You can roll out assets or cash into another retirement plan. The self-directed IRA LLC is a great retirement vehicle to consider, so you can retain checkbook control of your assets. This is a good strategy to consider if you own alternative assets, such as real estate, cryptocurrencies, tax liens, or gold & silver.
Depending on the tax classification of the funds, distributing assets may be a taxable event. If you are distributing traditional (non-Roth) funds, you and your CPA will calculate and pay taxes on any amount that you’re distributing. Additionally, if you’re under age 59 ½, a 10% early withdrawal penalty fee may apply. Generally, if you’re over age 59 ½, early penalty fees don’t apply.
Your CPA may need to file form 1099-R to document withdrawing funds from the retirement plan. Generally, the form should be done within 12 months of when you terminate the Solo 401k plan. Always check with your CPA/tax preparer for tax reporting.
If you are distributing Roth funds, you may have no taxes due. Check with your CPA with your particular situation to see if you qualify. Generally, the 1099-R will need to be filed, regardless if you are distributing pre-tax or Roth funds.
Rolling the assets over to another Solo 401k provider isn’t terminating your plan, but simply restating elsewhere. In this case, you shouldn’t need to file a 5500-EZ. If you are simply restating your plan elsewhere, you’ll keep the same trust and tax ID number. However, it is recommended you check with your new document provider.

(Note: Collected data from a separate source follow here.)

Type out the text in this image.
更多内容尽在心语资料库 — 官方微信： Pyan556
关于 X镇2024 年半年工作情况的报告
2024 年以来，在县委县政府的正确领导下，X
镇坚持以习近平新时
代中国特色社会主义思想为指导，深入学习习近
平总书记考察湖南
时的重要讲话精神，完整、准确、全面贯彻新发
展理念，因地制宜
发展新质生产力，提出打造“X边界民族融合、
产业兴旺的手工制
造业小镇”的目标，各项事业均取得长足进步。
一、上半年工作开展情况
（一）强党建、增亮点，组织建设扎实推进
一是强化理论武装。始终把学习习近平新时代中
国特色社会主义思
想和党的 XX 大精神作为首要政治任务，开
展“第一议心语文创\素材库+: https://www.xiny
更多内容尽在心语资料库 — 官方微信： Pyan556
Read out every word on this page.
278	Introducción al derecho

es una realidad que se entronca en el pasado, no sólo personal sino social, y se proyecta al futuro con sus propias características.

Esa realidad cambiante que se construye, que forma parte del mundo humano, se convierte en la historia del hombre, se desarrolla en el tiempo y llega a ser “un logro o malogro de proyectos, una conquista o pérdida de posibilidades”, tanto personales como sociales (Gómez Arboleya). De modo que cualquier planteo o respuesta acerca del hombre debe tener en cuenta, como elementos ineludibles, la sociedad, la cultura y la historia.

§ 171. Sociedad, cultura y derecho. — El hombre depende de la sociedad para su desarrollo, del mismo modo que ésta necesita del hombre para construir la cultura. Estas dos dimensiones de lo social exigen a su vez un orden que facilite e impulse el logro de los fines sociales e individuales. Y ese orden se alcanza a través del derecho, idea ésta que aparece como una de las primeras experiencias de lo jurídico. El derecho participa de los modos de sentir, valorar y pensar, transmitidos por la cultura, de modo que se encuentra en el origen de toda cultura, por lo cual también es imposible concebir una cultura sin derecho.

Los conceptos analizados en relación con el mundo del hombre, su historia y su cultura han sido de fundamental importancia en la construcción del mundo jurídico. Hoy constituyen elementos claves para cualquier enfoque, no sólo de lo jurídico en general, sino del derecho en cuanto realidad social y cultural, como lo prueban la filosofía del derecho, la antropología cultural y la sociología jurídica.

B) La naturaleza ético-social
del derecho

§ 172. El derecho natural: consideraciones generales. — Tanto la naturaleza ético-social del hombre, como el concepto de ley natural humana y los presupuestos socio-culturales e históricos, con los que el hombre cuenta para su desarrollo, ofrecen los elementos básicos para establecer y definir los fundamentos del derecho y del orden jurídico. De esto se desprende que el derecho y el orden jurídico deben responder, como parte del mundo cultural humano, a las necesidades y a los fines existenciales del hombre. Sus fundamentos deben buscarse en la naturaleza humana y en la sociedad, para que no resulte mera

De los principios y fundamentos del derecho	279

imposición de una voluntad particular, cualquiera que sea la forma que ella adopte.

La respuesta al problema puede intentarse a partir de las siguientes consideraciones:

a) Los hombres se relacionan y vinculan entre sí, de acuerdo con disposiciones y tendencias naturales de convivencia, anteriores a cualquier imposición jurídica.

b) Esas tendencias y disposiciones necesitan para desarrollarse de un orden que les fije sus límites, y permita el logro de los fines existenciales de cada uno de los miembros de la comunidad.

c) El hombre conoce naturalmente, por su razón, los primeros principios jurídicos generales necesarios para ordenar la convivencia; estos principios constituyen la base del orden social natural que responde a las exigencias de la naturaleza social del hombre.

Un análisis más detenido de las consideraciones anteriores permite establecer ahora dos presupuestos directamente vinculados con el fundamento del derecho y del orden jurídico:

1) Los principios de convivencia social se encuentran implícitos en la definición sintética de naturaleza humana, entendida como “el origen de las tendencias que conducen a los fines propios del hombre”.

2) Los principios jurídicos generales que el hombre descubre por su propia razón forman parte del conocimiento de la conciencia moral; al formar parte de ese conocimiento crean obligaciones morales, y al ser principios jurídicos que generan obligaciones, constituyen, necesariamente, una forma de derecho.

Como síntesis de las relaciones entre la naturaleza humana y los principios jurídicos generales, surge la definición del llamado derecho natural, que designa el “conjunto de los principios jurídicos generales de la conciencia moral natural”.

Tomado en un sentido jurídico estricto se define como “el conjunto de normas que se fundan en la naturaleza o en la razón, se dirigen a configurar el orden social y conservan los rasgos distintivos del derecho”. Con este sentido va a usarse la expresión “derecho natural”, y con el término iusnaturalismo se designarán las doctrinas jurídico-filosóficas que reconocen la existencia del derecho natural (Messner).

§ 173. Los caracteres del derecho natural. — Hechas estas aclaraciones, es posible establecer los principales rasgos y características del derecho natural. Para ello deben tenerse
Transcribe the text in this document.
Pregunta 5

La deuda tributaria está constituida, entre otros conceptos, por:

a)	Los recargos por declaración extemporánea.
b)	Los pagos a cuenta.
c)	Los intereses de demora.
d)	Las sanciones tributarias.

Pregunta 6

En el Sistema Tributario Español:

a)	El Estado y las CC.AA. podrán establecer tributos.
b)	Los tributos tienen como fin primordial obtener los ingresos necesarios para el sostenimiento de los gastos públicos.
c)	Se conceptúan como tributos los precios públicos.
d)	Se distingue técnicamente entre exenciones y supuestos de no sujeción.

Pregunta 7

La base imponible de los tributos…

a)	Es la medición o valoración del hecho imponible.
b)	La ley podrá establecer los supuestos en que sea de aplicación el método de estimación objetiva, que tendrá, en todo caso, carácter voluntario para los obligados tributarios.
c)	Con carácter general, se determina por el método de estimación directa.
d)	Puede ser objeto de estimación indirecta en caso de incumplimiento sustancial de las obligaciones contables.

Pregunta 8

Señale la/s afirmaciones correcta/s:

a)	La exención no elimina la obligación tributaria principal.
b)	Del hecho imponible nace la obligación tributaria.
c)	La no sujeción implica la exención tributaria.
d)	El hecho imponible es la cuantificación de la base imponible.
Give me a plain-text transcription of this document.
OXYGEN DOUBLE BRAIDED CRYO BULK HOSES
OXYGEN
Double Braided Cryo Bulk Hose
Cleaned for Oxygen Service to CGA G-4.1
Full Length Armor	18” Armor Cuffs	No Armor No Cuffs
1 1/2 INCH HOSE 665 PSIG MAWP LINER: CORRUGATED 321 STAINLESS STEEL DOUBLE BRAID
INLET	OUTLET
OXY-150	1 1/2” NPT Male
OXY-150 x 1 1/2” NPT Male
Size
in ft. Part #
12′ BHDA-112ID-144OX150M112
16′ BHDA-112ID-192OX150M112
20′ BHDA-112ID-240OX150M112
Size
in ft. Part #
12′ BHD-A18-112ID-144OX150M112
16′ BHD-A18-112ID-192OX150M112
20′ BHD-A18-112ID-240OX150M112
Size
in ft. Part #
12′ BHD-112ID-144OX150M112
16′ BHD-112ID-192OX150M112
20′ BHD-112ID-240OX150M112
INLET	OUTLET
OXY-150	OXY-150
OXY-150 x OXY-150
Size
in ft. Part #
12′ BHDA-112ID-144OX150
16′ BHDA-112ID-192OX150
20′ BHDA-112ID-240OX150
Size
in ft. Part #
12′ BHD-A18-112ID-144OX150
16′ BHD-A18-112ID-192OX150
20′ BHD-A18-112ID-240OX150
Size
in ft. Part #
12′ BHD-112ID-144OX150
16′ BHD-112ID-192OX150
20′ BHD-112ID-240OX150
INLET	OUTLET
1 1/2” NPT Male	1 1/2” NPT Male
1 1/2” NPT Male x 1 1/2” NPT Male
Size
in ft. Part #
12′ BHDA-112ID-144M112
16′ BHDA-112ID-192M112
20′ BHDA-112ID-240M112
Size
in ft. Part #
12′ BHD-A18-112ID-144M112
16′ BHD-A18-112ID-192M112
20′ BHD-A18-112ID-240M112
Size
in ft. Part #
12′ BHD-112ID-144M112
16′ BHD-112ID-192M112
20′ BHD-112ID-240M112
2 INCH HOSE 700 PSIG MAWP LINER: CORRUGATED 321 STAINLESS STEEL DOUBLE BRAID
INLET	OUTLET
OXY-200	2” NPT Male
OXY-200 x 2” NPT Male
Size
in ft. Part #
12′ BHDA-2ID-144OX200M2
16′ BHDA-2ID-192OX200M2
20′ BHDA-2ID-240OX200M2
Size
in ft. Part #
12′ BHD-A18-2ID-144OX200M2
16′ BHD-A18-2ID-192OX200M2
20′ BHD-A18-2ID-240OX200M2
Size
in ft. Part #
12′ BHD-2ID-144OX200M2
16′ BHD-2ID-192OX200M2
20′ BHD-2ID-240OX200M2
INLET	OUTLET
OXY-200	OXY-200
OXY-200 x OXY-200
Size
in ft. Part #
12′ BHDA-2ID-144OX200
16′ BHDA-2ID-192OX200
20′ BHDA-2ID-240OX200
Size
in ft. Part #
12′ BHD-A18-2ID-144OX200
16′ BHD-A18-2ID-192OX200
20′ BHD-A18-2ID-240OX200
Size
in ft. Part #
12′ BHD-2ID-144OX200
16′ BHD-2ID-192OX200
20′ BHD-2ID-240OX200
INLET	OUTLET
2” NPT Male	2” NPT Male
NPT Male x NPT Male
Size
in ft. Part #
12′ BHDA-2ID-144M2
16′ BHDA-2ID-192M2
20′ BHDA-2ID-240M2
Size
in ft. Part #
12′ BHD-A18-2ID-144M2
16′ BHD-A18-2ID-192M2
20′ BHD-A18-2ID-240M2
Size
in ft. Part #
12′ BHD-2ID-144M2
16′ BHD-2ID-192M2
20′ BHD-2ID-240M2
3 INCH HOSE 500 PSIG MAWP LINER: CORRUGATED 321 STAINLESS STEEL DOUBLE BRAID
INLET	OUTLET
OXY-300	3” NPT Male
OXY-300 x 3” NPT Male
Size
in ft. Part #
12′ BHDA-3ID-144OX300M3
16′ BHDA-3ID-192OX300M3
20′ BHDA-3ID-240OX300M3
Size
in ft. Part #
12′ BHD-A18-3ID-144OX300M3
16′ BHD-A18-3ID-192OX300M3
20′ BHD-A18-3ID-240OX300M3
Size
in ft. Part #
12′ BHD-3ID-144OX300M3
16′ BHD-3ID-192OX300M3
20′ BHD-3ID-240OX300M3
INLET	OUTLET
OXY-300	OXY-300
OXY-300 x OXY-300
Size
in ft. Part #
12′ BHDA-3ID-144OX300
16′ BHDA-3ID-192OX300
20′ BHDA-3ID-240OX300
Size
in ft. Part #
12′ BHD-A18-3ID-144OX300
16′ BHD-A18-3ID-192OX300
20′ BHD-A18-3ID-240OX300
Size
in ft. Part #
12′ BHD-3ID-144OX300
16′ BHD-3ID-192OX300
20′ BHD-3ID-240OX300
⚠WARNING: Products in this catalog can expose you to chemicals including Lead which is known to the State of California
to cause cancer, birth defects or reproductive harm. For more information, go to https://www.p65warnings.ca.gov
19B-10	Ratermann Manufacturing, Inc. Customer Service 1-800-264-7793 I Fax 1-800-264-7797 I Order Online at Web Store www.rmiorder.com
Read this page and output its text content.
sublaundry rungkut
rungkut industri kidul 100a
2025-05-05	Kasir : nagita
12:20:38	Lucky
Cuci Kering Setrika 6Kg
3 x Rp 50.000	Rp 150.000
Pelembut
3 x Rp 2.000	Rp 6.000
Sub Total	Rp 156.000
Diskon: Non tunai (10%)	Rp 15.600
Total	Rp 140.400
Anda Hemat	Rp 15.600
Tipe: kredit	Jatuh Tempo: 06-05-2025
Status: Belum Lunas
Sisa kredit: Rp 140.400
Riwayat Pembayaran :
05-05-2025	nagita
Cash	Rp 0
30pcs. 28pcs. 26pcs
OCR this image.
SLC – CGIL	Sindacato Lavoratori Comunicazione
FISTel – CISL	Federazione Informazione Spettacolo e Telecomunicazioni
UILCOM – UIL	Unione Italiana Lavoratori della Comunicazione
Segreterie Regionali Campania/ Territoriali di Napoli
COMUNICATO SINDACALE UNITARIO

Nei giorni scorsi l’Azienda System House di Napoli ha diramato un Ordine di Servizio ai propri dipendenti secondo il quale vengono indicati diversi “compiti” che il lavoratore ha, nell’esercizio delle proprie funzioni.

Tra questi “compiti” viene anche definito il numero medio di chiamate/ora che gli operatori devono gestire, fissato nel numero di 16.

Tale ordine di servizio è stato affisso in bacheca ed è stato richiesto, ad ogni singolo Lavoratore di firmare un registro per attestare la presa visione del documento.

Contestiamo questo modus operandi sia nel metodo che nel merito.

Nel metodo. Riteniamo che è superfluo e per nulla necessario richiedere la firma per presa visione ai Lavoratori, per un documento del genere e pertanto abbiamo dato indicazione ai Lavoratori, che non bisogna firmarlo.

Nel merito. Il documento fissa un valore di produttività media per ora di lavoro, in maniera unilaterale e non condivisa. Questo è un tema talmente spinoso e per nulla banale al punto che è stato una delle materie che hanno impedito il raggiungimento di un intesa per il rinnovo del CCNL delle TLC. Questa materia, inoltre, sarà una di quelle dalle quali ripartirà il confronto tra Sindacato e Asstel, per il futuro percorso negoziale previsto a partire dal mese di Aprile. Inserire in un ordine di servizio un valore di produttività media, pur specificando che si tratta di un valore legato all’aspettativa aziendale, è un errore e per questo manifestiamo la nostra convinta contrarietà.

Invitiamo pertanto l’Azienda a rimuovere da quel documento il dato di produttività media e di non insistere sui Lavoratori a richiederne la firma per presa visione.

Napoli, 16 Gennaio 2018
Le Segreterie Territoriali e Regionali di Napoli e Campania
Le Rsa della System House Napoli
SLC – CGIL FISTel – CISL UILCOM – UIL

Step 2: Notify your document provider
Once you withdraw funds from your plan, notify your document provider that you no longer need the Solo 401k. Your document provider will then mark your plan inactive. Most document providers will need you to sign a cancellation form. Once this is done, you’re ready for your final step to terminate the Solo 401k.
Step 3: File form 5500-EZ
Every Solo 401k that reaches $250,000 in vested plan assets is required to file form 5500-EZ. However, even if you don’t reach this threshold, in the last year of your Solo 401k, you are required to file form 5500-EZ. This is an informational form, and it does not involve any fees nor does the IRS charge you for filing this form. Your CPA can file this form for you, or you can file this yourself with a little education.
Plans terminated in one calendar year should file form 5500-EZ by July 31st the following year. For example, if you terminate your Solo 401k on January 20, 2019, you’ll need to file form 5500-EZ by July 31, 2020, regardless of total plan asset value.
If you’re terminating the Solo 401k completely and distributing the assets, or rolling everything into a self-directed IRA or other qualified retirement vehicle, then you must file and submit form 5500-EZ.
Once you’ve completed these 3 steps, all the hard work is done and your Solo 401k will be terminated.